Главный редактор Иванов Александр
Шеф-редактор РЯБОВ Олег
Редакционная коллегия:
АКМАТОВ Казат
БАЗАРОВ Геннадий
КОЙЧУЕВ Турар
ПЛОСКИХ Владимир
РУДОВ Михаил
Если что-нибудь священно,
То тело людей священно…
Уолт Уитмен
ВСТУПЛЕНИЕ
К этому человеку идут как к последней, высшей инстанции, когда ничто и никто уже не может помочь. Его авторитет среди простых смертных – и больных, и здоровых – огромен. Мой товарищ, прекрасный писатель, настрадавшись в привилегированной клинике от именитых тамошних эскулапов, сбежал домой. Даже находясь при смерти, он наотрез отказался возвращаться туда. Но едва узнал, что жена собирается везти его в акрамовскую больницу, сразу повеселел и сказал слабым голосом: «Вот теперь я спокоен. Уж если кто и может вылечить, то только он, – подумал, пожевал губами и добавил: – А вообще, наверное, у него и помирать не страшно. Выходит, ни малейшего шанса не было. Да, он хирург от Бога, но все-таки не Господь Бог…».
За десятки лет врачебной деятельности на счету Эрнста Хашимовича Акрамова несколько десятков тысяч спасенных жизней. Если собрать их воедино, то получится население целого городка или ряда крупных микрорайонов столицы! А поскольку люди, которых он врачует, живут по всей республике, его имя известно повсюду.

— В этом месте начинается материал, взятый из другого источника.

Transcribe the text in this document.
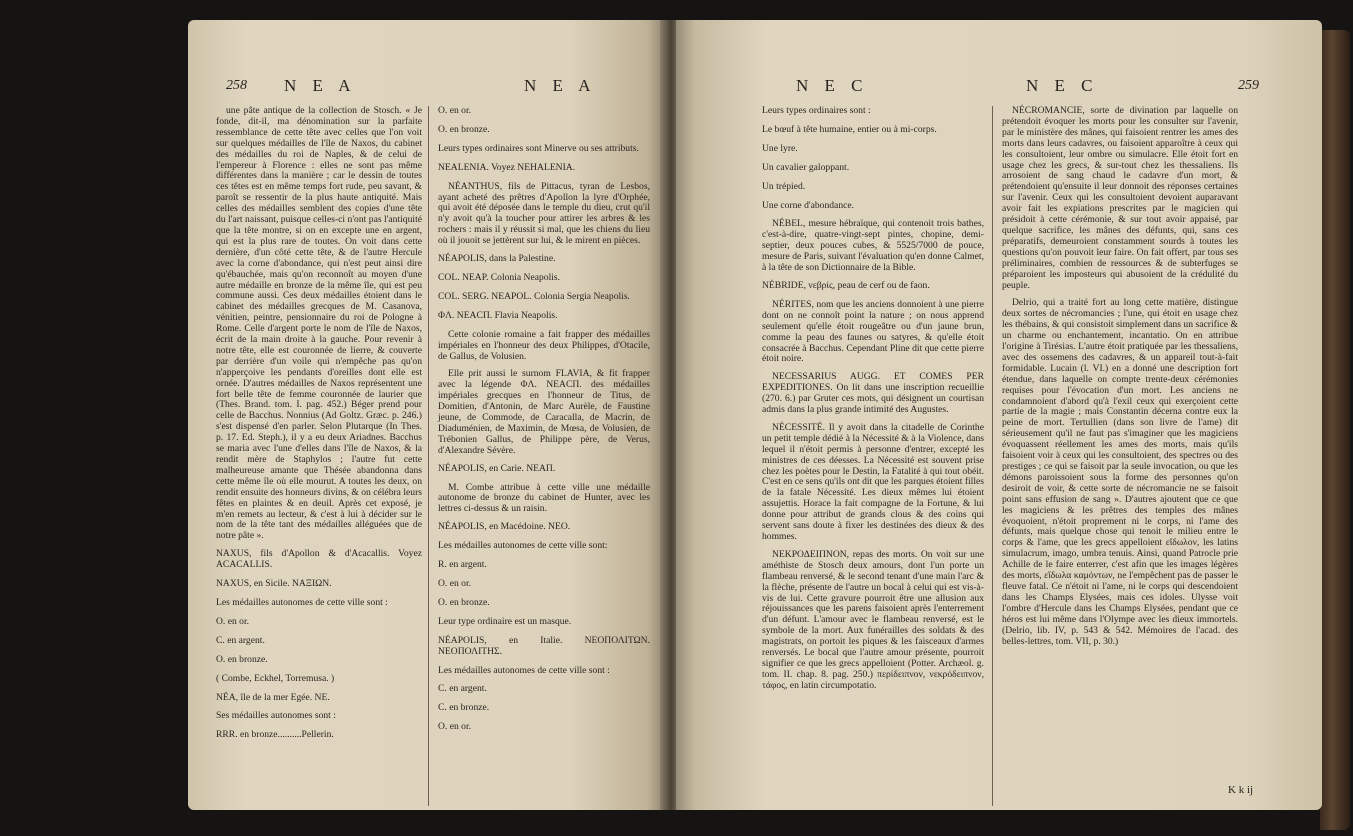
258 N E A	N E A

une pâte antique de la collection de Stosch. « Je fonde, dit-il, ma dénomination sur la parfaite ressemblance de cette tête avec celles que l'on voit sur quelques médailles de l'île de Naxos, du cabinet des médailles du roi de Naples, & de celui de l'empereur à Florence : elles ne sont pas même différentes dans la manière ; car le dessin de toutes ces têtes est en même temps fort rude, peu savant, & paroît se ressentir de la plus haute antiquité. Mais celles des médailles semblent des copies d'une tête du l'art naissant, puisque celles-ci n'ont pas l'antiquité que la tête montre, si on en excepte une en argent, qui est la plus rare de toutes. On voit dans cette dernière, d'un côté cette tête, & de l'autre Hercule avec la corne d'abondance, qui n'est peut ainsi dire qu'ébauchée, mais qu'on reconnoît au moyen d'une autre médaille en bronze de la même île, qui est peu commune aussi. Ces deux médailles étoient dans le cabinet des médailles grecques de M. Casanova, vénitien, peintre, pensionnaire du roi de Pologne à Rome. Celle d'argent porte le nom de l'île de Naxos, écrit de la main droite à la gauche. Pour revenir à notre tête, elle est couronnée de lierre, & couverte par derrière d'un voile qui n'empêche pas qu'on n'apperçoive les pendants d'oreilles dont elle est ornée. D'autres médailles de Naxos représentent une fort belle tête de femme couronnée de laurier que (Thes. Brand. tom. I. pag. 452.) Béger prend pour celle de Bacchus. Nonnius (Ad Goltz. Græc. p. 246.) s'est dispensé d'en parler. Selon Plutarque (In Thes. p. 17. Ed. Steph.), il y a eu deux Ariadnes. Bacchus se maria avec l'une d'elles dans l'île de Naxos, & la rendit mère de Staphylos ; l'autre fut cette malheureuse amante que Thésée abandonna dans cette même île où elle mourut. A toutes les deux, on rendit ensuite des honneurs divins, & on célébra leurs fêtes en plaintes & en deuil. Après cet exposé, je m'en remets au lecteur, & c'est à lui à décider sur le nom de la tête tant des médailles alléguées que de notre pâte ».

NAXUS, fils d'Apollon & d'Acacallis. Voyez ACACALLIS.

NAXUS, en Sicile. ΝΑΞΙΩΝ.

Les médailles autonomes de cette ville sont :

O. en or.

C. en argent.

O. en bronze.

( Combe, Eckhel, Torremusa. )

NÉA, île de la mer Egée. ΝΕ.

Ses médailles autonomes sont :

RRR. en bronze..........Pellerin.

O. en or.

O. en bronze.

Leurs types ordinaires sont Minerve ou ses attributs.

NEALENIA. Voyez NEHALENIA.

NÉANTHUS, fils de Pittacus, tyran de Lesbos, ayant acheté des prêtres d'Apollon la lyre d'Orphée, qui avoit été déposée dans le temple du dieu, crut qu'il n'y avoit qu'à la toucher pour attirer les arbres & les rochers : mais il y réussit si mal, que les chiens du lieu où il jouoit se jettèrent sur lui, & le mirent en pièces.

NÉAPOLIS, dans la Palestine.

COL. NEAP. Colonia Neapolis.

COL. SERG. NEAPOL. Colonia Sergia Neapolis.

ΦΛ. ΝΕΑCΠ. Flavia Neapolis.

Cette colonie romaine a fait frapper des médailles impériales en l'honneur des deux Philippes, d'Otacile, de Gallus, de Volusien.

Elle prit aussi le surnom FLAVIA, & fit frapper avec la légende ΦΛ. ΝΕΑCΠ. des médailles impériales grecques en l'honneur de Titus, de Domitien, d'Antonin, de Marc Aurèle, de Faustine jeune, de Commode, de Caracalla, de Macrin, de Diaduménien, de Maximin, de Mœsa, de Volusien, de Trébonien Gallus, de Philippe père, de Verus, d'Alexandre Sévère.

NÉAPOLIS, en Carie. ΝΕΑΠ.

M. Combe attribue à cette ville une médaille autonome de bronze du cabinet de Hunter, avec les lettres ci-dessus & un raisin.

NÉAPOLIS, en Macédoine. ΝΕΟ.

Les médailles autonomes de cette ville sont:

R. en argent.

O. en or.

O. en bronze.

Leur type ordinaire est un masque.

NÉAPOLIS, en Italie. ΝΕΟΠΟΛΙΤΩΝ. ΝΕΟΠΟΛΙΤΗΣ.

Les médailles autonomes de cette ville sont :

C. en argent.

C. en bronze.

O. en or.

N E C	N E C	259

Leurs types ordinaires sont :

Le bœuf à tête humaine, entier ou à mi-corps.

Une lyre.

Un cavalier galoppant.

Un trépied.

Une corne d'abondance.

NÉBEL, mesure hébraïque, qui contenoit trois bathes, c'est-à-dire, quatre-vingt-sept pintes, chopine, demi-septier, deux pouces cubes, & 5525/7000 de pouce, mesure de Paris, suivant l'évaluation qu'en donne Calmet, à la tête de son Dictionnaire de la Bible.

NÉBRIDE, νεβρίς, peau de cerf ou de faon.

NÉRITES, nom que les anciens donnoient à une pierre dont on ne connoît point la nature ; on nous apprend seulement qu'elle étoit rougeâtre ou d'un jaune brun, comme la peau des faunes ou satyres, & qu'elle étoit consacrée à Bacchus. Cependant Pline dit que cette pierre étoit noire.

NECESSARIUS AUGG. ET COMES PER EXPEDITIONES. On lit dans une inscription recueillie (270. 6.) par Gruter ces mots, qui désignent un courtisan admis dans la plus grande intimité des Augustes.

NÉCESSITÉ. Il y avoit dans la citadelle de Corinthe un petit temple dédié à la Nécessité & à la Violence, dans lequel il n'étoit permis à personne d'entrer, excepté les ministres de ces déesses. La Nécessité est souvent prise chez les poètes pour le Destin, la Fatalité à qui tout obéit. C'est en ce sens qu'ils ont dit que les parques étoient filles de la fatale Nécessité. Les dieux mêmes lui étoient assujettis. Horace la fait compagne de la Fortune, & lui donne pour attribut de grands clous & des coins qui servent sans doute à fixer les destinées des dieux & des hommes.

ΝΕΚΡΟΔΕΙΠΝΟΝ, repas des morts. On voit sur une améthiste de Stosch deux amours, dont l'un porte un flambeau renversé, & le second tenant d'une main l'arc & la flèche, présente de l'autre un bocal à celui qui est vis-à-vis de lui. Cette gravure pourroit être une allusion aux réjouissances que les parens faisoient après l'enterrement d'un défunt. L'amour avec le flambeau renversé, est le symbole de la mort. Aux funérailles des soldats & des magistrats, on portoit les piques & les faisceaux d'armes renversés. Le bocal que l'autre amour présente, pourroit signifier ce que les grecs appelloient (Potter. Archæol. g. tom. II. chap. 8. pag. 250.) περίδειπνον, νεκρόδειπνον, τάφος, en latin circumpotatio.

NÉCROMANCIE, sorte de divination par laquelle on prétendoit évoquer les morts pour les consulter sur l'avenir, par le ministère des mânes, qui faisoient rentrer les ames des morts dans leurs cadavres, ou faisoient apparoître à ceux qui les consultoient, leur ombre ou simulacre. Elle étoit fort en usage chez les grecs, & sur-tout chez les thessaliens. Ils arrosoient de sang chaud le cadavre d'un mort, & prétendoient qu'ensuite il leur donnoit des réponses certaines sur l'avenir. Ceux qui les consultoient devoient auparavant avoir fait les expiations prescrites par le magicien qui présidoit à cette cérémonie, & sur tout avoir appaisé, par quelque sacrifice, les mânes des défunts, qui, sans ces préparatifs, demeuroient constamment sourds à toutes les questions qu'on pouvoit leur faire. On fait offert, par tous ses préliminaires, combien de ressources & de subterfuges se préparoient les imposteurs qui abusoient de la crédulité du peuple.

Delrio, qui a traité fort au long cette matière, distingue deux sortes de nécromancies ; l'une, qui étoit en usage chez les thébains, & qui consistoit simplement dans un sacrifice & un charme ou enchantement, incantatio. On en attribue l'origine à Tirésias. L'autre étoit pratiquée par les thessaliens, avec des ossemens des cadavres, & un appareil tout-à-fait formidable. Lucain (l. VI.) en a donné une description fort étendue, dans laquelle on compte trente-deux cérémonies requises pour l'évocation d'un mort. Les anciens ne condamnoient d'abord qu'à l'exil ceux qui exerçoient cette partie de la magie ; mais Constantin décerna contre eux la peine de mort. Tertullien (dans son livre de l'ame) dit sérieusement qu'il ne faut pas s'imaginer que les magiciens évoquassent réellement les ames des morts, mais qu'ils faisoient voir à ceux qui les consultoient, des spectres ou des prestiges ; ce qui se faisoit par la seule invocation, ou que les démons paroissoient sous la forme des personnes qu'on desiroit de voir, & cette sorte de nécromancie ne se faisoit point sans effusion de sang ». D'autres ajoutent que ce que les magiciens & les prêtres des temples des mânes évoquoient, n'étoit proprement ni le corps, ni l'ame des défunts, mais quelque chose qui tenoit le milieu entre le corps & l'ame, que les grecs appelloient εἴδωλον, les latins simulacrum, imago, umbra tenuis. Ainsi, quand Patrocle prie Achille de le faire enterrer, c'est afin que les images légères des morts, εἴδωλα καμόντων, ne l'empêchent pas de passer le fleuve fatal. Ce n'étoit ni l'ame, ni le corps qui descendoient dans les Champs Elysées, mais ces idoles. Ulysse voit l'ombre d'Hercule dans les Champs Elysées, pendant que ce héros est lui même dans l'Olympe avec les dieux immortels. (Delrio, lib. IV, p. 543 & 542. Mémoires de l'acad. des belles-lettres, tom. VII, p. 30.)

K k ij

Иным кажется, будто слава, как покорная дворняжка, сама идет к нему в руки. Черта с два! В медицине, подобно литературе, науке, искусству, доля таланта в достижении цели не более пяти процентов. Остальное – кромешный, неустанный труд. Бесценное время и бесценная энергия. Это все, словно миллион роз к ногам любимой, он положил на алтарь медицины, пожертвовав личной жизнью, тем, что для большинства людей составляет основу существования.
На земле уж так заведено, что рядом с Моцартом возникает тенью Сальери, а рядом с Пушкиным – Дантес. Есть сложности, причем немалые, и в судьбе нашего героя. Не всякий бы вынес такие удары, что выпали на его долю. И если он выстоял, не надломился, если его талант врачевателя не угас, а с каждым годом все ярче, мощнее светил людям, своему народу, который отвечает ему признательностью, то в этом, безусловно, заслуга самого Акрамова, а так же честь и хвала тем, кто в трудную пору оказывал ему внимание и поддержку. Наш герой чтит их всех, отлично сознавая, что одному ему ни за что бы не пройти по минному полю зависти и предательства. А такое поле, увы, всегда простирается перед незаурядной личностью, наделенной далеко не дипломатическим характером, для которой превыше всего профессиональный долг, борьба за жизнь человека.
В книге, конечно же, встретятся не только документальные, но и собирательные, вымышленные ситуации, места действия и образы, позволяющие более четко обозначить линию поведения героя на изгибах бытия. И если где-то и в чем-то движения этих фигур, их действия совпадают с реальностью, то это чистая случайность. Как падение знаменитого яблока на голову Ньютона. Как дождь, пролившийся с голубых небес.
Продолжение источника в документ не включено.